As a plaintiff-side litigator, Jack Connelly ‘81 roots for the underdog, aiming to vindicate miscarriages of justice and hold government agencies accountable. His work has repeatedly landed him in The Best Lawyers in America for representing plaintiffs in cases ranging from wrongful death to sexual abuse; last year he was even ranked as the 2015 Personal Injury Litigation Lawyer of the Year in Seattle.
Aside from his recent honor, Connelly has also received Trial Lawyer of the Year awards from both the American Board of Trial Advocates and Washington Association for Justice. But as with most specialties, his path to personal injury litigation was a circuitous one.

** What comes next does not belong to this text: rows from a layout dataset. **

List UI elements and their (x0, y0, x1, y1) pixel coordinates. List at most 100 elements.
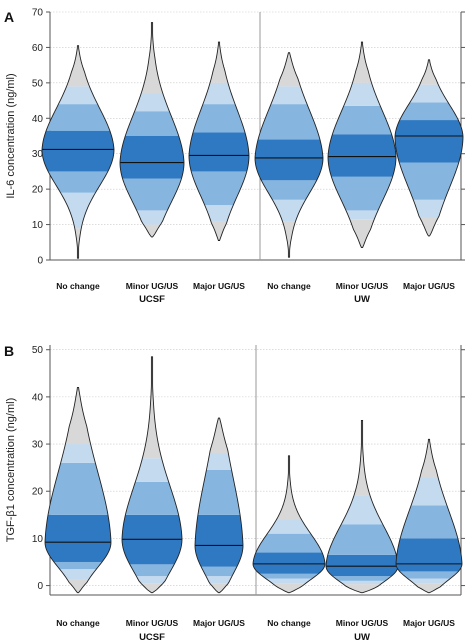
violin-band (395, 84, 463, 103)
violin-outline (254, 52, 324, 258)
y-tick-label: 30 (32, 440, 44, 451)
violin-bands (122, 356, 182, 593)
group-label: UW (354, 294, 370, 305)
group-label: UW (354, 632, 370, 643)
violin-band (326, 420, 398, 496)
violin-band (253, 583, 325, 593)
violin-outline (188, 41, 250, 241)
violin-band (122, 481, 182, 515)
y-tick-label: 60 (32, 43, 44, 54)
group-label: UCSF (139, 632, 165, 643)
violin-band (122, 576, 182, 584)
violin-band (395, 199, 463, 218)
violin-band (253, 519, 325, 534)
violin-band (255, 52, 323, 87)
y-axis-label: IL-6 concentration (ng/ml) (5, 73, 17, 198)
violin-band (395, 120, 463, 163)
violin-band (195, 514, 243, 567)
y-axis-label: TGF-β1 concentration (ng/ml) (5, 398, 17, 542)
group-label: UCSF (139, 294, 165, 305)
violin-band (396, 578, 462, 584)
violin-band (189, 221, 249, 241)
violin-outline (194, 417, 244, 594)
category-label: No change (267, 618, 311, 628)
y-tick-label: 10 (32, 220, 44, 231)
violin-band (395, 102, 463, 121)
violin-band (326, 576, 398, 581)
violin-band (120, 210, 184, 225)
violin-band (255, 104, 323, 140)
violin-band (42, 171, 114, 193)
violin-band (195, 566, 243, 577)
violin-band (328, 134, 396, 177)
category-label: Minor UG/US (336, 618, 389, 628)
category-label: Major UG/US (403, 281, 455, 291)
category-label: No change (56, 618, 100, 628)
violin-band (120, 93, 184, 112)
panel-a: 0 10 20 30 40 50 60 70 IL-6 concentration (ng/ml… (4, 8, 465, 305)
violin-band (328, 82, 396, 106)
violin-band (195, 576, 243, 584)
violin-band (396, 571, 462, 579)
y-tick-label: 50 (32, 345, 44, 356)
violin-band (45, 561, 111, 570)
category-label: Minor UG/US (336, 281, 389, 291)
y-tick-label: 70 (32, 8, 44, 19)
violin-band (253, 533, 325, 553)
category-label: Minor UG/US (126, 618, 179, 628)
violin-band (328, 176, 396, 211)
panel-b: 0 10 20 30 40 50 TGF-β1 concentration (ng/ml) B… (4, 343, 465, 643)
violin-outline (327, 41, 397, 249)
y-tick-label: 30 (32, 149, 44, 160)
violin-outline (395, 438, 463, 594)
violin-band (396, 538, 462, 572)
violin-band (328, 42, 396, 83)
panel-letter: B (4, 343, 14, 359)
violin-band (253, 552, 325, 574)
violin-band (189, 132, 249, 172)
category-label: Major UG/US (403, 618, 455, 628)
y-tick-label: 10 (32, 534, 44, 545)
category-label: Major UG/US (193, 618, 245, 628)
violin-band (255, 199, 323, 222)
violin-band (122, 564, 182, 577)
violin-band (189, 205, 249, 222)
violin-band (253, 578, 325, 584)
category-label: No change (56, 281, 100, 291)
y-tick-label: 0 (37, 256, 43, 267)
violin-outline (119, 22, 185, 238)
violin-outline (41, 45, 115, 259)
violin-band (120, 178, 184, 211)
violin-band (255, 180, 323, 200)
violin-band (189, 82, 249, 105)
violin-band (255, 86, 323, 105)
violin-band (326, 495, 398, 525)
violin-band (195, 583, 243, 593)
violin-band (120, 224, 184, 237)
violin-band (195, 453, 243, 470)
violin-band (42, 130, 114, 172)
y-tick-label: 40 (32, 392, 44, 403)
violin-band (253, 573, 325, 579)
violin-band (195, 418, 243, 454)
category-label: No change (267, 281, 311, 291)
violin (121, 356, 183, 594)
y-tick-label: 20 (32, 487, 44, 498)
category-label: Minor UG/US (126, 281, 179, 291)
violin-band (326, 554, 398, 577)
violin-band (45, 514, 111, 562)
violin-band (326, 584, 398, 593)
violin-band (122, 458, 182, 482)
violin-outline (252, 455, 326, 594)
violin-outline (121, 356, 183, 594)
panel-letter: A (4, 9, 14, 25)
violin-band (255, 139, 323, 181)
violin-band (328, 210, 396, 220)
violin-band (120, 136, 184, 179)
violin-band (122, 356, 182, 459)
violin-band (326, 580, 398, 585)
category-label: Major UG/US (193, 281, 245, 291)
violin-band (189, 42, 249, 83)
y-tick-label: 40 (32, 114, 44, 125)
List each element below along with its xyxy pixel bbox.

Shortly after graduating from UC Hastings, Connelly did insurance defense work for a large firm in Tacoma and Seattle, until he recognized his true calling as a trial attorney. “I much preferred representing real people who had horrible things happen in their lives and who we could help achieve justice,” Connelly said. He then established a plaintiff’s practice at the firm, which he worked at for the next 25 years, and even served a stint as the firm’s chair of the board of directors. Connelly later presided over the Washington State Association for Justice, where he defended the campaign against initiative 330—a reform that would have imposed limitations and caps on medical malpractice cases in Washington. In 2006, he finally spun off into his own practice, Connelly Law Offices, which was founded on the values of equal access, truth, justice and accountability.
Although Connelly contends that he and the seven other attorneys at his firm try not to have a primary focus, they solely specialize in plaintiff’s litigation and take on a variety of cases. His notable wins include Smith v. OK Boys Ranch — in which he secured over $70 million in recoveries for boys who were the victims of sexual abuse at a group home. His firm also recently represented two men who spent 17 years in prison on a wrongful conviction. The plaintiffs were exonerated and recovered millions of dollars in settlement and stipulated judgment.
Connelly said that he was always drawn to “serving as a voice for people who need a voice” because of his desire to inspire change. “For most of the people who contact us, it’s not about the money; it’s about making sure that what happened to them doesn’t happen to other people.” He added that his education at UC Hastings helped prepare him for the demands of the courtroom.
For Connelly, The 2015 Best Lawyer Award is the cherry on top of his already successful law career. “It’s a nice honor to receive, and it represents the hard work that our firm has taken on for these cases.”
But he seeks to remind students that accolades shouldn’t be the ultimate goal for a lawyer. He added that students would have a fruitful career as long as they work hard to represent clients. “I always tell people, don’t work for money — work for justice.”